On my way to a job interview this morning, I saw three snakes: The small and medium sized ones were dead, ran over by some passing cars, while the longest was alive. About a metre long, it was crossing the empty street where we passed by on the motorbike, the driver in the front slowing down when seeing it, and I in the back looking in amazement at the shape of it. It was black, sleek and long. When younger, I’ve had two unexpected encounters with snakes which grew a fear of them in me, sometimes even projecting them in my dreams. But this time I had no fear. I was not avoiding the snake. This time I was looking directly at it, as the roles were now reversed, and it began to fear us, feeling us riding towards it. It then crawled back into the green grass on the side of the asphalt road and disappeared out of sight. 

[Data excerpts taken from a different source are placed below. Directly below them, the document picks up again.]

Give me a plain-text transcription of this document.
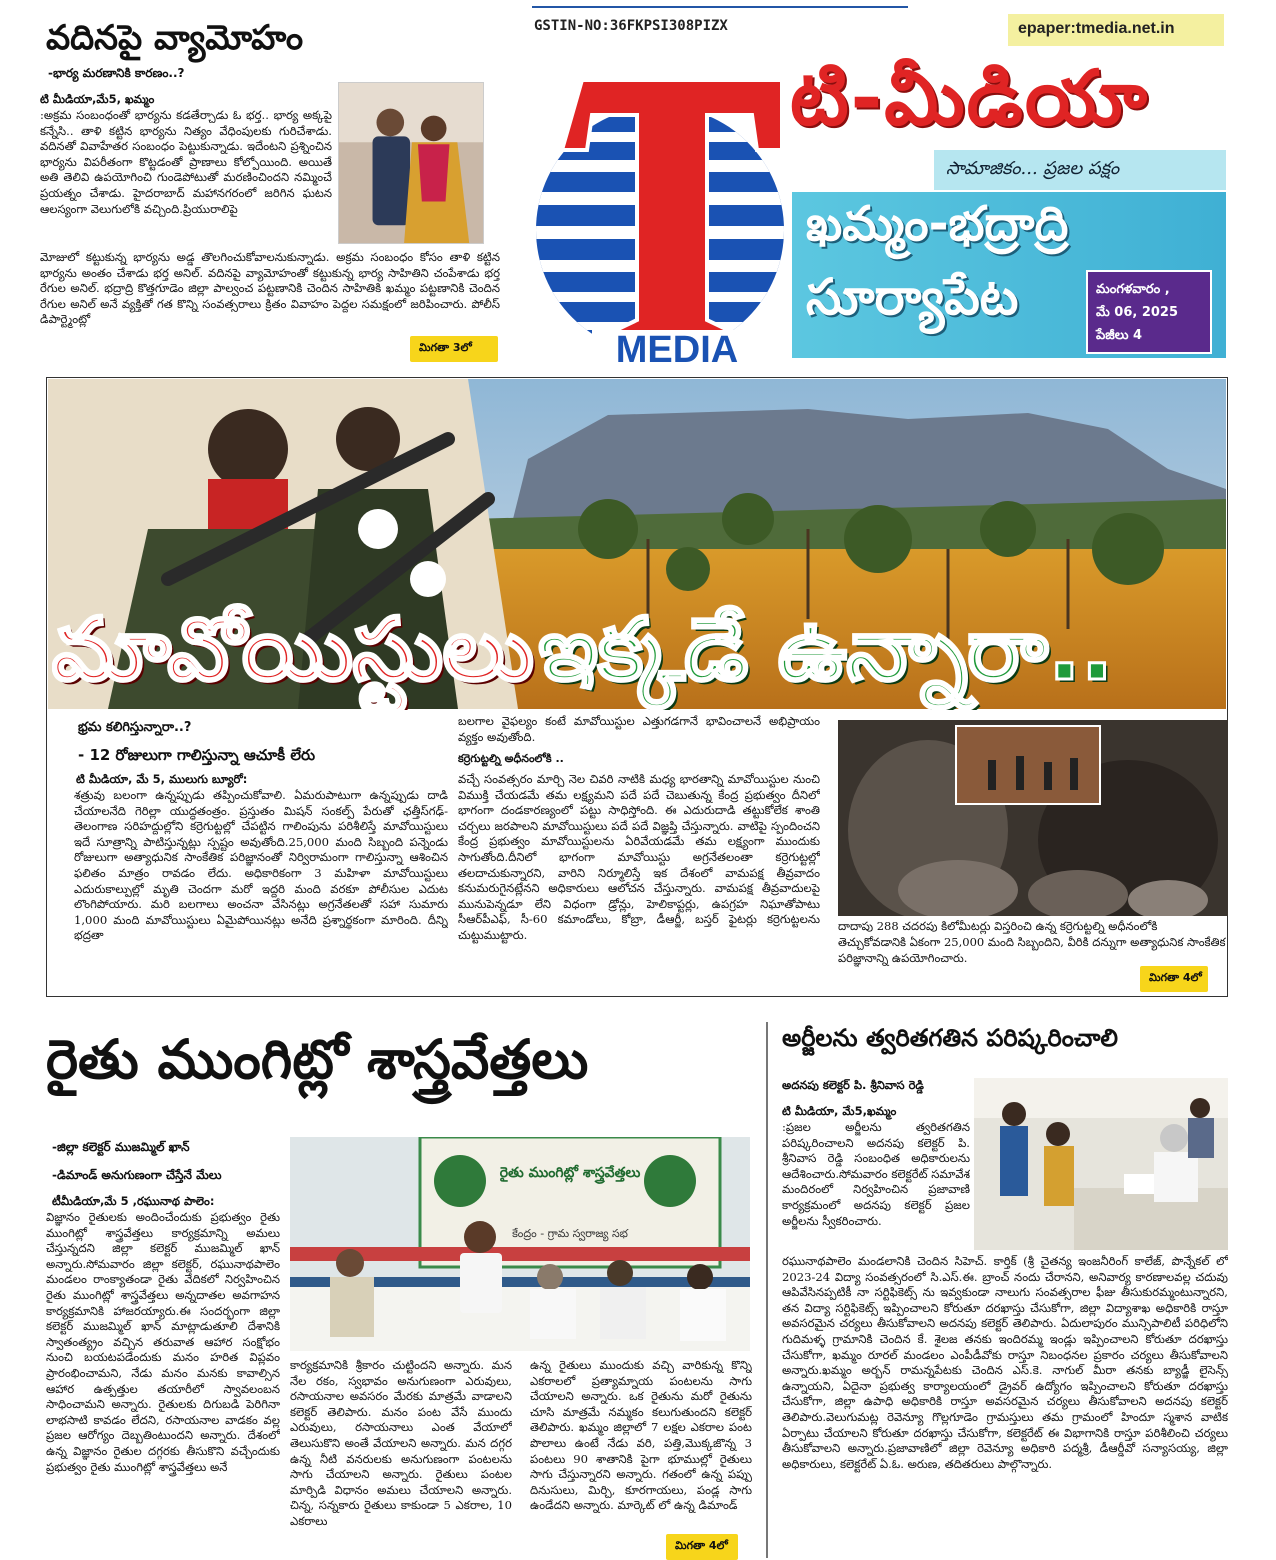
GSTIN-NO:36FKPSI308PIZX	epaper:tmedia.net.in
MEDIA
టి-మీడియా
సామాజికం... ప్రజల పక్షం
ఖమ్మం-భద్రాద్రి
సూర్యాపేట	మంగళవారం ,
మే 06, 2025
పేజీలు 4
వదినపై వ్యామోహం
-భార్య మరణానికి కారణం..?
టి మీడియా,మే5, ఖమ్మం
:అక్రమ సంబంధంతో భార్యను కడతేర్చాడు ఓ భర్త.. భార్య అక్కపై కన్నేసి.. తాళి కట్టిన భార్యను నిత్యం వేధింపులకు గురిచేశాడు. వదినతో వివాహేతర సంబంధం పెట్టుకున్నాడు. ఇదేంటని ప్రశ్నించిన భార్యను విపరీతంగా కొట్టడంతో ప్రాణాలు కోల్పోయింది. అయితే అతి తెలివి ఉపయోగించి గుండెపోటుతో మరణించిందని నమ్మించే ప్రయత్నం చేశాడు. హైదరాబాద్ మహానగరంలో జరిగిన ఘటన ఆలస్యంగా వెలుగులోకి వచ్చింది.ప్రియురాలిపై
మోజులో కట్టుకున్న భార్యను అడ్డ తొలగించుకోవాలనుకున్నాడు. అక్రమ సంబంధం కోసం తాళి కట్టిన భార్యను అంతం చేశాడు భర్త అనిల్. వదినపై వ్యామోహంతో కట్టుకున్న భార్య సాహితిని చంపేశాడు భర్త రేగుల అనిల్. భద్రాద్రి కొత్తగూడెం జిల్లా పాల్వంచ పట్టణానికి చెందిన సాహితికి ఖమ్మం పట్టణానికి చెందిన రేగుల అనిల్ అనే వ్యక్తితో గత కొన్ని సంవత్సరాలు క్రితం వివాహం పెద్దల సమక్షంలో జరిపించారు. పోలీస్ డిపార్ట్మెంట్లో
మిగతా 3లో
మావోయిస్టులు ఇక్కడే ఉన్నారా..
భ్రమ కలిగిస్తున్నారా..?
- 12 రోజులుగా గాలిస్తున్నా ఆచూకీ లేరు
టి మీడియా, మే 5, ములుగు బ్యూరో:
శత్రువు బలంగా ఉన్నప్పుడు తప్పించుకోవాలి. ఏమరుపాటుగా ఉన్నప్పుడు దాడి చేయాలనేది గెరిల్లా యుద్ధతంత్రం. ప్రస్తుతం మిషన్ సంకల్ప్ పేరుతో ఛత్తీస్‌గఢ్-తెలంగాణ సరిహద్దుల్లోని కర్రెగుట్టల్లో చేపట్టిన గాలింపును పరిశీలిస్తే మావోయిస్టులు ఇదే సూత్రాన్ని పాటిస్తున్నట్లు స్పష్టం అవుతోంది.25,000 మంది సిబ్బంది పన్నెండు రోజులుగా అత్యాధునిక సాంకేతిక పరిజ్ఞానంతో నిర్విరామంగా గాలిస్తున్నా ఆశించిన ఫలితం మాత్రం రావడం లేదు. అధికారికంగా 3 మహిళా మావోయిస్టులు ఎదురుకాల్పుల్లో మృతి చెందగా మరో ఇద్దరి మంది వరకూ పోలీసుల ఎదుట లొంగిపోయారు. మరి బలగాలు అంచనా వేసినట్లు అగ్రనేతలతో సహా సుమారు 1,000 మంది మావోయిస్టులు ఏమైపోయినట్లు అనేది ప్రశ్నార్థకంగా మారింది. దీన్ని భద్రతా
బలగాల వైఫల్యం కంటే మావోయిస్టుల ఎత్తుగడగానే భావించాలనే అభిప్రాయం వ్యక్తం అవుతోంది.
కర్రెగుట్టల్ని అధీనంలోకి ..
వచ్చే సంవత్సరం మార్చి నెల చివరి నాటికి మధ్య భారతాన్ని మావోయిస్టుల నుంచి విముక్తి చేయడమే తమ లక్ష్యమని పదే పదే చెబుతున్న కేంద్ర ప్రభుత్వం దీనిలో భాగంగా దండకారణ్యంలో పట్టు సాధిస్తోంది. ఈ ఎదురుదాడి తట్టుకోలేక శాంతి చర్చలు జరపాలని మావోయిస్టులు పదే పదే విజ్ఞప్తి చేస్తున్నారు. వాటిపై స్పందించని కేంద్ర ప్రభుత్వం మావోయిస్టులను ఏరివేయడమే తమ లక్ష్యంగా ముందుకు సాగుతోంది.దీనిలో భాగంగా మావోయిస్టు అగ్రనేతలంతా కర్రెగుట్టల్లో తలదాచుకున్నారని, వారిని నిర్మూలిస్తే ఇక దేశంలో వామపక్ష తీవ్రవాదం కనుమరుగైనట్లేనని అధికారులు ఆలోచన చేస్తున్నారు. వామపక్ష తీవ్రవాదులపై మునుపెన్నడూ లేని విధంగా డ్రోన్లు, హెలికాప్టర్లు, ఉపగ్రహ నిఘాతోపాటు సీఆర్‌పీఎఫ్, సీ-60 కమాండోలు, కోబ్రా, డీఆర్జీ, బస్తర్ ఫైటర్లు కర్రెగుట్టలను చుట్టుముట్టారు.
దాదాపు 288 చదరపు కిలోమీటర్లు విస్తరించి ఉన్న కర్రెగుట్టల్ని అధీనంలోకి తెచ్చుకోవడానికి ఏకంగా 25,000 మంది సిబ్బందిని, వీరికి దన్నుగా అత్యాధునిక సాంకేతిక పరిజ్ఞానాన్ని ఉపయోగించారు.
మిగతా 4లో
రైతు ముంగిట్లో శాస్త్రవేత్తలు
-జిల్లా కలెక్టర్ ముజమ్మిల్ ఖాన్
-డిమాండ్ అనుగుణంగా చేస్తేనే మేలు
టీమీడియా,మే 5 ,రఘునాథ పాలెం:
విజ్ఞానం రైతులకు అందించేందుకు ప్రభుత్వం రైతు ముంగిట్లో శాస్త్రవేత్తలు కార్యక్రమాన్ని అమలు చేస్తున్నదని జిల్లా కలెక్టర్ ముజమ్మిల్ ఖాన్ అన్నారు.సోమవారం జిల్లా కలెక్టర్, రఘునాథపాలెం మండలం రాంక్యాతండా రైతు వేదికలో నిర్వహించిన రైతు ముంగిట్లో శాస్త్రవేత్తలు అన్నదాతల అవగాహన కార్యక్రమానికి హాజరయ్యారు.ఈ సందర్భంగా జిల్లా కలెక్టర్ ముజమ్మిల్ ఖాన్ మాట్లాడుతూలి దేశానికి స్వాతంత్య్రం వచ్చిన తరువాత ఆహార సంక్షోభం నుంచి బయటపడేందుకు మనం హరిత విప్లవం ప్రారంభించామని, నేడు మనం మనకు కావాల్సిన ఆహార ఉత్పత్తుల తయారీలో స్వావలంబన సాధించామని అన్నారు. రైతులకు దిగుబడి పెరిగినా లాభసాటి కావడం లేదని, రసాయనాల వాడకం వల్ల ప్రజల ఆరోగ్యం దెబ్బతింటుందని అన్నారు. దేశంలో ఉన్న విజ్ఞానం రైతుల దగ్గరకు తీసుకొని వచ్చేందుకు ప్రభుత్వం రైతు ముంగిట్లో శాస్త్రవేత్తలు అనే
రైతు ముంగిట్లో శాస్త్రవేత్తలు
కేంద్రం - గ్రామ స్వరాజ్య సభ
కార్యక్రమానికి శ్రీకారం చుట్టిందని అన్నారు. మన నేల రకం, స్వభావం అనుగుణంగా ఎరువులు, రసాయనాల అవసరం మేరకు మాత్రమే వాడాలని కలెక్టర్ తెలిపారు. మనం పంట వేసే ముందు ఎరువులు, రసాయనాలు ఎంత వేయాలో తెలుసుకొని అంతే వేయాలని అన్నారు. మన దగ్గర ఉన్న నీటి వనరులకు అనుగుణంగా పంటలను సాగు చేయాలని అన్నారు. రైతులు పంటల మార్పిడి విధానం అమలు చేయాలని అన్నారు. చిన్న, సన్నకారు రైతులు కాకుండా 5 ఎకరాల, 10 ఎకరాలు
ఉన్న రైతులు ముందుకు వచ్చి వారికున్న కొన్ని ఎకరాలలో ప్రత్యామ్నాయ పంటలను సాగు చేయాలని అన్నారు. ఒక రైతును మరో రైతును చూసి మాత్రమే నమ్మకం కలుగుతుందని కలెక్టర్ తెలిపారు. ఖమ్మం జిల్లాలో 7 లక్షల ఎకరాల పంట పొలాలు ఉంటే నేడు వరి, పత్తి,మొక్కజొన్న 3 పంటలు 90 శాతానికి పైగా భూముల్లో రైతులు సాగు చేస్తున్నారని అన్నారు. గతంలో ఉన్న పప్పు దినుసులు, మిర్చి, కూరగాయలు, పండ్ల సాగు ఉండేదని అన్నారు. మార్కెట్ లో ఉన్న డిమాండ్
మిగతా 4లో
అర్జీలను త్వరితగతిన పరిష్కరించాలి
అదనపు కలెక్టర్ పి. శ్రీనివాస రెడ్డి
టి మీడియా, మే5,ఖమ్మం
:ప్రజల అర్జీలను త్వరితగతిన పరిష్కరించాలని అదనపు కలెక్టర్ పి. శ్రీనివాస రెడ్డి సంబంధిత అధికారులను ఆదేశించారు.సోమవారం కలెక్టరేట్ సమావేశ మందిరంలో నిర్వహించిన ప్రజావాణి కార్యక్రమంలో అదనపు కలెక్టర్ ప్రజల అర్జీలను స్వీకరించారు.
రఘునాథపాలెం మండలానికి చెందిన సిహెచ్. కార్తిక్ (శ్రీ చైతన్య ఇంజనీరింగ్ కాలేజ్, పొన్నేకల్ లో 2023-24 విద్యా సంవత్సరంలో సి.ఎస్.ఈ. బ్రాంచ్ నందు చేరానని, అనివార్య కారణాలవల్ల చదువు ఆపివేసినప్పటికీ నా సర్టిఫికెట్స్ ను ఇవ్వకుండా నాలుగు సంవత్సరాల ఫీజు తీసుకురమ్మంటున్నారని, తన విద్యా సర్టిఫికెట్స్ ఇప్పించాలని కోరుతూ దరఖాస్తు చేసుకోగా, జిల్లా విద్యాశాఖ అధికారికి రాస్తూ అవసరమైన చర్యలు తీసుకోవాలని అదనపు కలెక్టర్ తెలిపారు. ఏదులాపురం మున్సిపాలిటీ పరిధిలోని గుదిమళ్ళ గ్రామానికి చెందిన కే. శైలజ తనకు ఇందిరమ్మ ఇండ్లు ఇప్పించాలని కోరుతూ దరఖాస్తు చేసుకోగా, ఖమ్మం రూరల్ మండలం ఎంపీడీవోకు రాస్తూ నిబంధనల ప్రకారం చర్యలు తీసుకోవాలని అన్నారు.ఖమ్మం అర్బన్ రామన్నపేటకు చెందిన ఎస్.కె. నాగుల్ మీరా తనకు బ్యాడ్జీ లైసెన్స్ ఉన్నాయని, ఏదైనా ప్రభుత్వ కార్యాలయంలో డ్రైవర్ ఉద్యోగం ఇప్పించాలని కోరుతూ దరఖాస్తు చేసుకోగా, జిల్లా ఉపాధి అధికారికి రాస్తూ అవసరమైన చర్యలు తీసుకోవాలని అదనపు కలెక్టర్ తెలిపారు.వెలుగుమట్ల రెవెన్యూ గొల్లగూడెం గ్రామస్తులు తమ గ్రామంలో హిందూ స్మశాన వాటిక ఏర్పాటు చేయాలని కోరుతూ దరఖాస్తు చేసుకోగా, కలెక్టరేట్ ఈ విభాగానికి రాస్తూ పరిశీలించి చర్యలు తీసుకోవాలని అన్నారు.ప్రజావాణిలో జిల్లా రెవెన్యూ అధికారి పద్మశ్రీ, డీఆర్డీవో సన్యాసయ్య, జిల్లా అధికారులు, కలెక్టరేట్ ఏ.ఓ. అరుణ, తదితరులు పాల్గొన్నారు.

At that moment, in my mind, I got the glimpse of a thought which, as soon as it arose, died, and faded away. The thought was whether seeing these snakes was a bad sign to start my day. A much stronger thought rather floated now, which overwhelmed that fleeting fearful thought, and I felt instantly empowered: Snakes were God’s creation. They are part of me as I am a part of them. Fear is only an illusion, a creation of the accumulation of the weak collective mind. Nature is not to be feared, but respected. God is not to be feared, but respected. God is to be admired, marvelled at. This God, in this picture on the road, presented itself as the fearful one in the body shape of the driver, presented itself in the one caught off guard in the shape of the snake, presented itself in the observant who is writing this narration. And so, it did in the trees, in the asphalt road, it represented itself in the clouds, in the breeze, in the shining sun, in the motorcycle parts, in our clothes, shoes…

By afternoon, I was celebrating the offer I got for that job – which I happily accepted. I sat alone on the shore, in my underwear, letting the waves crash right in front of me and run towards me, racing each other like some kind of a game they played, drenching me with their fresh mists, making me laugh, making me look up and give thanks.